My college and grad school experience was a kind of hell. I stressed myself, sacrificed my GPA, and and nearly killed myself by taking 18 credit hours (the max at my school) every semester, 15 every summer (the max) and 4 every winter (also the max). If there were classes being offered, I was taking them and racking up the 120 credits I needed to graduate and move on to the next thing so that I could get to “life” and so that “my life” could begin. Here’s what I discovered as my 20s come to a close; life was already in progress. Every moment that I lived, every apartment, girlfriend/boyfriend, move, car break down, money problem, and crazy party: all were my life. My days were packed as I also spent time in student government and helping make my campus better wherever I could. On top of that, I was doing freelance business writing the entire time to make extra money and I worked in another entertainment venture at the time. When the recession hit, I lost both of things but I had other concerns at the time. Rather than taking the space to re-evaluate my decisions and what I was doing and where I was going I doubled down and hurried out the door so that I could get a job and start my life and my home. I hurried right into grad school because I thought it was a good idea, I knew I wanted to pursue more education and during the recession it seemed like a good idea. It made life really hard to spend 5 hours a day on school and run a business and make money. I sacrificed everything in order to do it and the sacrifice, while glamorous for my resume was not really worth it. I discovered the hard way that your health, your sanity, and your wallet are concerns that you have to consider while pursuing education. Keeping in mind: I had family help unlike many others.

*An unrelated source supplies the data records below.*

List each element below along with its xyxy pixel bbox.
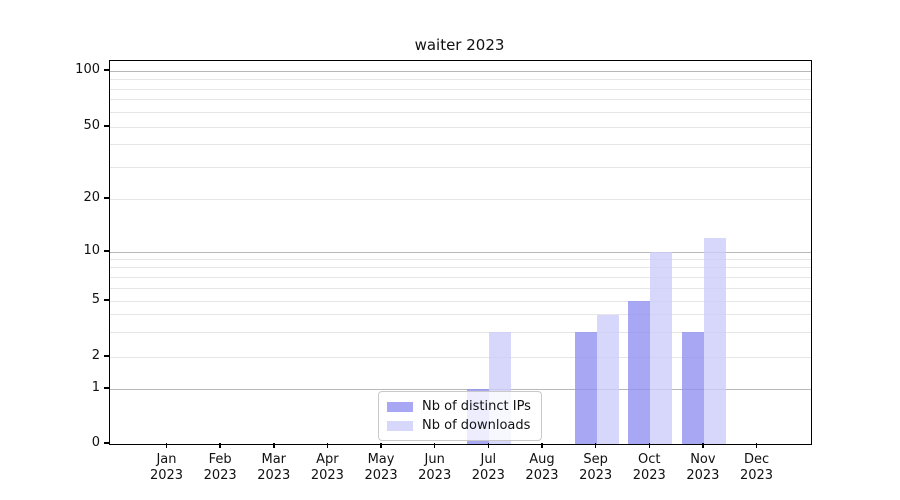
- y-gridline-minor-8: [110, 267, 811, 269]
- y-axis-tick-50: [104, 125, 109, 127]
- x-axis-year-apr: 2023: [310, 468, 344, 483]
- x-axis-month-aug: Aug: [529, 452, 555, 467]
- bar-downloads-nov: [703, 238, 726, 444]
- y-axis-tick-label-10: 10: [83, 243, 100, 258]
- x-axis-tick-label-oct: Oct 2023: [617, 452, 681, 484]
- legend-label-distinct-ips: Nb of distinct IPs: [422, 399, 531, 414]
- y-axis-tick-label-50: 50: [83, 118, 100, 133]
- x-axis-tick-label-dec: Dec 2023: [725, 452, 789, 484]
- x-axis-tick-label-feb: Feb 2023: [188, 452, 252, 484]
- chart-title: waiter 2023: [414, 36, 505, 54]
- legend-item-downloads: Nb of downloads: [387, 416, 531, 435]
- y-gridline-minor-90: [110, 79, 811, 80]
- y-gridline-minor-6: [110, 287, 811, 289]
- x-axis-tick-label-mar: Mar 2023: [242, 452, 306, 484]
- x-axis-tick-label-sep: Sep 2023: [564, 452, 628, 484]
- bar-downloads-sep: [596, 314, 619, 444]
- x-axis-tick-label-apr: Apr 2023: [295, 452, 359, 484]
- bar-distinct-ips-oct: [628, 301, 651, 444]
- x-axis-month-nov: Nov: [690, 452, 716, 467]
- x-axis-month-may: May: [367, 452, 395, 467]
- x-axis-month-apr: Apr: [316, 452, 339, 467]
- y-gridline-major-100: [110, 70, 811, 72]
- x-axis-tick-feb: [219, 443, 221, 448]
- y-axis-tick-label-1: 1: [91, 380, 100, 395]
- y-axis-tick-label-2: 2: [91, 348, 100, 363]
- y-gridline-minor-3: [110, 331, 811, 333]
- y-axis-tick-label-0: 0: [91, 435, 100, 450]
- x-axis-month-sep: Sep: [583, 452, 608, 467]
- x-axis-tick-label-nov: Nov 2023: [671, 452, 735, 484]
- x-axis-year-aug: 2023: [525, 468, 559, 483]
- x-axis-tick-may: [380, 443, 382, 448]
- legend-swatch-distinct-ips: [387, 401, 413, 412]
- y-axis-tick-1: [104, 387, 109, 389]
- legend: Nb of distinct IPs Nb of downloads: [378, 391, 542, 441]
- y-gridline-minor-70: [110, 99, 811, 101]
- x-axis-tick-jan: [165, 443, 168, 448]
- bar-distinct-ips-sep: [574, 332, 597, 444]
- y-gridline-minor-5: [110, 300, 811, 302]
- y-gridline-minor-30: [110, 166, 811, 168]
- y-axis-tick-0: [104, 442, 109, 444]
- x-axis-tick-label-jul: Jul 2023: [456, 452, 520, 484]
- x-axis-tick-mar: [273, 443, 275, 448]
- x-axis-year-sep: 2023: [579, 468, 613, 483]
- legend-item-distinct-ips: Nb of distinct IPs: [387, 397, 531, 416]
- x-axis-tick-oct: [648, 443, 650, 448]
- x-axis-month-feb: Feb: [208, 452, 232, 467]
- legend-label-downloads: Nb of downloads: [422, 418, 531, 433]
- x-axis-tick-label-aug: Aug 2023: [510, 452, 574, 484]
- x-axis-tick-sep: [594, 443, 597, 448]
- x-axis-tick-apr: [326, 443, 329, 448]
- plot-area: [109, 60, 812, 445]
- x-axis-tick-dec: [755, 443, 758, 448]
- y-axis-tick-20: [104, 197, 109, 199]
- y-gridline-major-10: [110, 251, 811, 253]
- x-axis-month-jan: Jan: [156, 452, 177, 467]
- x-axis-year-feb: 2023: [203, 468, 237, 483]
- bar-distinct-ips-nov: [681, 332, 704, 444]
- x-axis-month-mar: Mar: [261, 452, 287, 467]
- x-axis-tick-jun: [433, 443, 436, 448]
- y-gridline-major-1: [110, 388, 811, 390]
- y-gridline-minor-20: [110, 198, 811, 200]
- y-gridline-minor-4: [110, 314, 811, 316]
- x-axis-month-jul: Jul: [480, 452, 497, 467]
- y-axis-tick-label-5: 5: [91, 292, 100, 307]
- x-axis-tick-jul: [487, 443, 490, 448]
- y-gridline-minor-80: [110, 88, 811, 90]
- x-axis-tick-aug: [541, 443, 543, 448]
- x-axis-tick-label-jun: Jun 2023: [403, 452, 467, 484]
- y-axis-tick-100: [104, 69, 109, 71]
- x-axis-year-jul: 2023: [471, 468, 505, 483]
- x-axis-year-jun: 2023: [418, 468, 452, 483]
- y-gridline-minor-7: [110, 276, 811, 278]
- y-gridline-minor-40: [110, 144, 811, 146]
- x-axis-year-mar: 2023: [257, 468, 291, 483]
- y-gridline-minor-2: [110, 356, 811, 358]
- y-gridline-minor-9: [110, 258, 811, 260]
- x-axis-year-dec: 2023: [739, 468, 774, 483]
- y-gridline-minor-50: [110, 126, 811, 128]
- x-axis-year-oct: 2023: [632, 468, 666, 483]
- x-axis-year-may: 2023: [364, 468, 398, 483]
- bar-downloads-oct: [650, 252, 673, 444]
- x-axis-month-jun: Jun: [424, 452, 445, 467]
- y-axis-tick-5: [104, 299, 109, 301]
- y-gridline-minor-60: [110, 111, 811, 113]
- x-axis-year-jan: 2023: [149, 468, 184, 483]
- x-axis-month-dec: Dec: [743, 452, 770, 467]
- y-axis-tick-label-20: 20: [83, 190, 100, 205]
- x-axis-tick-nov: [702, 443, 704, 448]
- y-axis-tick-10: [104, 250, 109, 252]
- x-axis-month-oct: Oct: [638, 452, 661, 467]
- legend-swatch-downloads: [387, 420, 413, 431]
- y-axis-tick-2: [104, 355, 109, 357]
- x-axis-tick-label-may: May 2023: [349, 452, 413, 484]
- x-axis-tick-label-jan: Jan 2023: [135, 452, 199, 484]
- x-axis-year-nov: 2023: [686, 468, 720, 483]
- y-axis-tick-label-100: 100: [75, 62, 100, 77]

But here is what I didn’t realize: college isn’t just an education and it isn’t just a time in your life that is before life: it is life, a vital portion of your life. I now get why people spend 5 years in college and take fewer credit hours. It gives them time to be active, to really invest in classes and to invest in a real social life and a life outside of class. I had no idea what a vibrant life after class was like. School was my life, as it has been my life before. On the other side, I advise something really different. The time we spend out of class recovering, sleeping, resting, and having social time is just as important as the time spent in class. I believe that a healthy lifestyle makes time in class more palatable and certainly makes one more focused. One is not as fresh hitting a class at 2:00 pm when you only had 4–5 hours of sleep and you’ve already had 1–2 classes that day, spent time studying in the library and frantically finished an assignment and then dashed in the door while also running your own freelancing business (in my case) or worked a shift at your job (friends’ case) at the same time. Where is your mind? Nowhere near that classroom.

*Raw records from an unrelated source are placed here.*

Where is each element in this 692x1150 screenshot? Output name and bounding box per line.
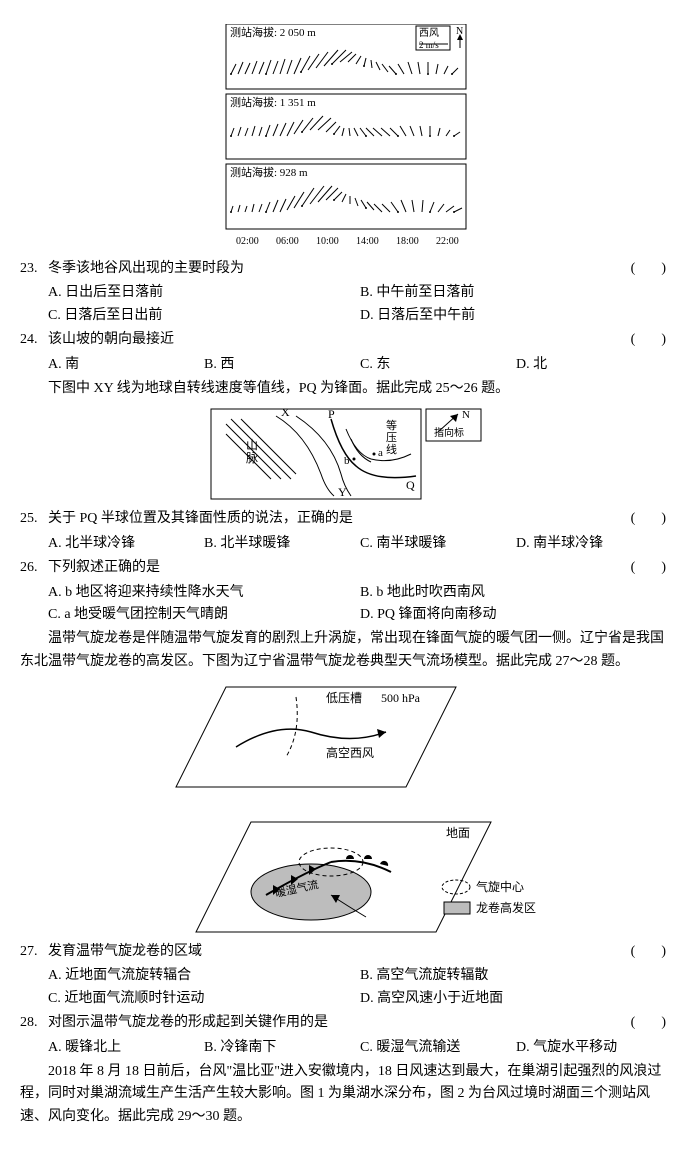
svg-text:线: 线 <box>386 442 397 456</box>
paren: ( ) <box>631 508 672 530</box>
q24-A: A. 南 <box>48 354 204 376</box>
xt4: 18:00 <box>396 236 419 247</box>
q26-stem: 下列叙述正确的是 <box>48 557 631 579</box>
svg-text:P: P <box>328 407 335 421</box>
legend-wind: 西风 <box>419 27 439 39</box>
svg-text:N: N <box>462 409 470 421</box>
q24-D: D. 北 <box>516 354 672 376</box>
intro-29-30: 2018 年 8 月 18 日前后，台风"温比亚"进入安徽境内，18 日风速达到… <box>20 1061 672 1128</box>
q26-options-row2: C. a 地受暖气团控制天气晴朗 D. PQ 锋面将向南移动 <box>48 604 672 626</box>
q26: 26. 下列叙述正确的是 ( ) <box>20 557 672 579</box>
svg-text:脉: 脉 <box>246 450 258 465</box>
q23-D: D. 日落后至中午前 <box>360 305 672 327</box>
q23-options-row2: C. 日落后至日出前 D. 日落后至中午前 <box>48 305 672 327</box>
paren: ( ) <box>631 1012 672 1034</box>
q28-num: 28. <box>20 1012 48 1034</box>
q23-stem: 冬季该地谷风出现的主要时段为 <box>48 258 631 280</box>
svg-text:Q: Q <box>406 478 415 492</box>
compass-label: 指向标 <box>434 426 464 439</box>
legend-center: 气旋中心 <box>476 879 524 894</box>
intro-25-26: 下图中 XY 线为地球自转线速度等值线，PQ 为锋面。据此完成 25～26 题。 <box>20 378 672 400</box>
q23: 23. 冬季该地谷风出现的主要时段为 ( ) <box>20 258 672 280</box>
svg-text:X: X <box>281 405 290 419</box>
surface-label: 地面 <box>446 826 470 840</box>
intro-27-28: 温带气旋龙卷是伴随温带气旋发育的剧烈上升涡旋，常出现在锋面气旋的暖气团一侧。辽宁… <box>20 628 672 673</box>
legend-scale: 2 m/s <box>419 40 439 50</box>
q23-A: A. 日出后至日落前 <box>48 282 360 304</box>
q26-B: B. b 地此时吹西南风 <box>360 582 672 604</box>
q25-C: C. 南半球暖锋 <box>360 533 516 555</box>
q23-num: 23. <box>20 258 48 280</box>
panel2-label: 测站海拔: 1 351 m <box>230 95 316 109</box>
paren: ( ) <box>631 329 672 351</box>
svg-text:a: a <box>378 447 383 459</box>
q27: 27. 发育温带气旋龙卷的区域 ( ) <box>20 941 672 963</box>
legend-zone: 龙卷高发区 <box>476 900 536 915</box>
q27-C: C. 近地面气流顺时针运动 <box>48 988 360 1010</box>
q24-num: 24. <box>20 329 48 351</box>
panel1-label: 测站海拔: 2 050 m <box>230 25 316 39</box>
svg-text:等: 等 <box>386 418 397 432</box>
svg-text:b: b <box>344 455 350 467</box>
q27-A: A. 近地面气流旋转辐合 <box>48 965 360 987</box>
svg-text:山: 山 <box>246 438 258 452</box>
svg-text:压: 压 <box>386 431 397 444</box>
q24-B: B. 西 <box>204 354 360 376</box>
q28-stem: 对图示温带气旋龙卷的形成起到关键作用的是 <box>48 1012 631 1034</box>
q28-D: D. 气旋水平移动 <box>516 1037 672 1059</box>
paren: ( ) <box>631 258 672 280</box>
q27-num: 27. <box>20 941 48 963</box>
q25-num: 25. <box>20 508 48 530</box>
q23-B: B. 中午前至日落前 <box>360 282 672 304</box>
q26-num: 26. <box>20 557 48 579</box>
q23-options-row1: A. 日出后至日落前 B. 中午前至日落前 <box>48 282 672 304</box>
q26-C: C. a 地受暖气团控制天气晴朗 <box>48 604 360 626</box>
cyclone-model-figure: 低压槽 500 hPa 高空西风 地面 暖湿气流 气旋中心 龙卷高发区 <box>20 677 672 937</box>
q28-B: B. 冷锋南下 <box>204 1037 360 1059</box>
q24-stem: 该山坡的朝向最接近 <box>48 329 631 351</box>
q25: 25. 关于 PQ 半球位置及其锋面性质的说法，正确的是 ( ) <box>20 508 672 530</box>
q28-C: C. 暖湿气流输送 <box>360 1037 516 1059</box>
q26-D: D. PQ 锋面将向南移动 <box>360 604 672 626</box>
hpa-label: 500 hPa <box>381 691 421 705</box>
xt1: 06:00 <box>276 236 299 247</box>
q24-C: C. 东 <box>360 354 516 376</box>
q26-A: A. b 地区将迎来持续性降水天气 <box>48 582 360 604</box>
xt3: 14:00 <box>356 236 379 247</box>
q27-options-row2: C. 近地面气流顺时针运动 D. 高空风速小于近地面 <box>48 988 672 1010</box>
xy-pq-figure: N 指向标 山 脉 X Y P Q a b 等 压 线 <box>20 404 672 504</box>
xt2: 10:00 <box>316 236 339 247</box>
q27-options-row1: A. 近地面气流旋转辐合 B. 高空气流旋转辐散 <box>48 965 672 987</box>
paren: ( ) <box>631 941 672 963</box>
q24: 24. 该山坡的朝向最接近 ( ) <box>20 329 672 351</box>
q27-B: B. 高空气流旋转辐散 <box>360 965 672 987</box>
panel3-label: 测站海拔: 928 m <box>230 165 308 179</box>
q27-stem: 发育温带气旋龙卷的区域 <box>48 941 631 963</box>
q28: 28. 对图示温带气旋龙卷的形成起到关键作用的是 ( ) <box>20 1012 672 1034</box>
q26-options-row1: A. b 地区将迎来持续性降水天气 B. b 地此时吹西南风 <box>48 582 672 604</box>
xt5: 22:00 <box>436 236 459 247</box>
q27-D: D. 高空风速小于近地面 <box>360 988 672 1010</box>
q23-C: C. 日落后至日出前 <box>48 305 360 327</box>
q24-options: A. 南 B. 西 C. 东 D. 北 <box>48 354 672 376</box>
wind-station-figure: 测站海拔: 2 050 m 西风 2 m/s N 测站海拔: 1 351 m 测… <box>20 24 672 254</box>
q25-D: D. 南半球冷锋 <box>516 533 672 555</box>
paren: ( ) <box>631 557 672 579</box>
q25-stem: 关于 PQ 半球位置及其锋面性质的说法，正确的是 <box>48 508 631 530</box>
trough-label: 低压槽 <box>326 691 362 705</box>
xt0: 02:00 <box>236 236 259 247</box>
q28-A: A. 暖锋北上 <box>48 1037 204 1059</box>
q25-options: A. 北半球冷锋 B. 北半球暖锋 C. 南半球暖锋 D. 南半球冷锋 <box>48 533 672 555</box>
svg-text:Y: Y <box>338 485 347 499</box>
q25-A: A. 北半球冷锋 <box>48 533 204 555</box>
q28-options: A. 暖锋北上 B. 冷锋南下 C. 暖湿气流输送 D. 气旋水平移动 <box>48 1037 672 1059</box>
q25-B: B. 北半球暖锋 <box>204 533 360 555</box>
upper-wind-label: 高空西风 <box>326 745 374 760</box>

I’ve said all of that to say this: take your time in college, don’t rush your way through. Take 12 credit hours a semester, get in shape (you’re young it’s the best time to do it), and value the time in your youth. If you’re going back to school later in life, this advice is doubly true. Indeed you wont’ necessarily be in the social scene like traditional students but not stressing yourself out with taking on too much while still running your life is important. You’ll retain more and have a more valuable education. Take the time to realize you’re in the wrong major program, take that class that seems interesting, meet with those people, take on that extra project or internship. Make that time and those dollars really count!

I wish I had, so don’t make the mistake that I did.